Raşi’nin Kızları

Avram VENTURA Köşe Yazısı
9 Aralık 2009 Çarşamba

Son yıllarda, tarihsel kişi ve olayları, kitaplarının konusu olarak seçen yazarlar o denli çoğaldı ki... Bir edebiyatçı titizliğiyle ele alındığında, bunlardan her biri gerçeklikten uzak olsalar da, birer roman gerçeği olarak büyük bir keyifle okunabiliyor. Kimi yazar da yüzyıllarca önce yaşanmış olayları ve bu olaylar içinde yer almış insanları anlatırken, hazır bir tarihsel öyküyü kendince yorumlayıp yeni karakterler yaratıyor. Bu yüzden yeni yayımlanmış bir romanı elime aldığımda, ya adına ya da yazarına bakarak ister istemez önyargıyla yaklaşıyorum: İyidir ya da değildir! Bu önyargılarıma karşın, yine iyi olmadığını düşündüğüm romanları, ancak beğenisine güvendiğim arkadaşların önerisi doğrultusunda satın alıyorum. Kimi kitaplar da, daha yayımlandığı anda okunmak için beni kışkırtıyor; konusuyla, yazarıyla, çevirmeniyle, yayıneviyle... Bunların her biri, bana göre kitabın niteliği için birer güven unsuru olabiliyor.

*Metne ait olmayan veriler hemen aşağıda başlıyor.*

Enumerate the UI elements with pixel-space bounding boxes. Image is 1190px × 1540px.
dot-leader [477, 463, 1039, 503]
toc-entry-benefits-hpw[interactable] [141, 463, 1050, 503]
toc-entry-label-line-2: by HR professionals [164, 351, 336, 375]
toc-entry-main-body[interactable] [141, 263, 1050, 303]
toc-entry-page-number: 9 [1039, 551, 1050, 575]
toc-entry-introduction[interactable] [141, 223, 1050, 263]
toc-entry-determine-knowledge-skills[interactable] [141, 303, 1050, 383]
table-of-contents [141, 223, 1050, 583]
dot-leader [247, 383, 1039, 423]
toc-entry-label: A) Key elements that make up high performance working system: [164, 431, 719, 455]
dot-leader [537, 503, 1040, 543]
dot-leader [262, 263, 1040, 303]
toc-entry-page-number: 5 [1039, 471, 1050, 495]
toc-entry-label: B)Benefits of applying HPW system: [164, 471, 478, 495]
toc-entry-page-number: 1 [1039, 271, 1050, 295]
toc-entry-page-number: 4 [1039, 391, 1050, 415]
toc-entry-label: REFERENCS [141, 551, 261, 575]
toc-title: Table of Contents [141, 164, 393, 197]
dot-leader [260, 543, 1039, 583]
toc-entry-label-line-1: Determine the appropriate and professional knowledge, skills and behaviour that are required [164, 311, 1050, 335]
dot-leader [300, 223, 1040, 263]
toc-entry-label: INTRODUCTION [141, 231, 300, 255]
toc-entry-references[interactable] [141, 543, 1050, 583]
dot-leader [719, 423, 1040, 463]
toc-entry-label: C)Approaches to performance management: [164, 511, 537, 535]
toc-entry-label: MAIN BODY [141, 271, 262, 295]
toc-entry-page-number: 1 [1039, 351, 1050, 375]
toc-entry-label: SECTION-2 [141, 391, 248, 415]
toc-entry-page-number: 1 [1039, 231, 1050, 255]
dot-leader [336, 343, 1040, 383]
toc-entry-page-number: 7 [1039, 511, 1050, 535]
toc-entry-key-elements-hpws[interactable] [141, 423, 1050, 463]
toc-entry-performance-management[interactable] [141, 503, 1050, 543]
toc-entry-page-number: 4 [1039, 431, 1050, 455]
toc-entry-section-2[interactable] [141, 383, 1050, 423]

Sözü Maggie Anton’un, Raşi’nin Kızları kitabına getirmek istiyorum:
Yazarını tanımıyordum, Raşi’nin tarihsel kimliği hakkında hiçbir bilgim yoktu, ancak kitabın Gözlem Yayınları’ndan Estreya Seval Vali’nin çevirisiyle yayımlanmış olması, bir an önce satın almamı sağladı. Romanı büyük bir keyifle okurken, doğrusu yanılmadığıma sevindim.
Raşi’nin Kızları’nı bir roman olarak ele aldığımızda, olay örgüsü, kahramanları, zaman ve mekân kullanımı, betimlemeleri bana göre oldukça başarılı. Romanın konusu 1068 -1077 yılları arasında Fransa’da geçiyor. Yazar, o dönem insanını duygu, düşünce ve yaklaşımları ile ete kemiğe büründürürken, bizi de onların heyecanına ortak ediyor. Kuşkusuz bu söylediklerim iyi bir romanın üstümüzde bıraktığı ya da bırakması gerektiği olumlu etkilerdir.
Asıl üstünde durmak istediğim yazarın, gelenekleri, dinsel kuralları, doğumdan ölüme günlük uygulamaları içinde, Ortaçağ Fransa’sındaki Yahudi yaşamını, romanın örgüsü içinde ele alarak işlemiş olmasıdır. Tora’dan Talmud’a, Gemara’dan Mişna’ya olay akışı içindeki alıntılar ve yorumlarla, okuyucunun bilgi dağarcığını zenginleştiriyor. Günümüzde her ne kadar kitapta yer alan dinsel uygulamaların ve geleneklerin bazılarından uzaklaşmış görünsek de, bu temel bilgiler birçoğumuzun belleğinde her zaman yer edecektir. Kitabın sayfalarını çevirirken, zaman zaman kendimi bir Talmud öğrencisi gibi duyumsadım.
Raşi’nin Kızları, düşsel bir roman da olsa, Maggie Anton Salamon ben Isaac gerçekliğinde, öncelikle Yoheved ve Miriam karakterlerini öne çıkarıyor. Onların dışında romandaki tüm karakterler de başarılı bir şekilde yer alıyorlar. Yahudi kadını, günlük yaşam içinde, her dönemde ailenin temel direği olmasına karşın, Yahudilik, onların dinsel uygulamalarında kimi kısıtlamalar getirmektedir. Anton bu kitabında, büyük din düşünürlerinin kimi görüşlerine sığınıp, bu öğretilerin uygulamalarıyla ilgili, Yoheved’in kişiliğinde yeni bakış açıları ve yaklaşımlar geliştiriyor.
Raşi’nin Kızları, öncelikle bir roman! Bu yüzden edebiyatseverlerin dışında da, içinde yer alan dinsel görüşler ve yorumlar üstüne, kendini yeterli görenlerin tartışabileceği onlarca konu vardır; ama kendi payıma yalnızca şunu söyleyebilirim:
Ben bu kitabı sevdim, keyifle okudum!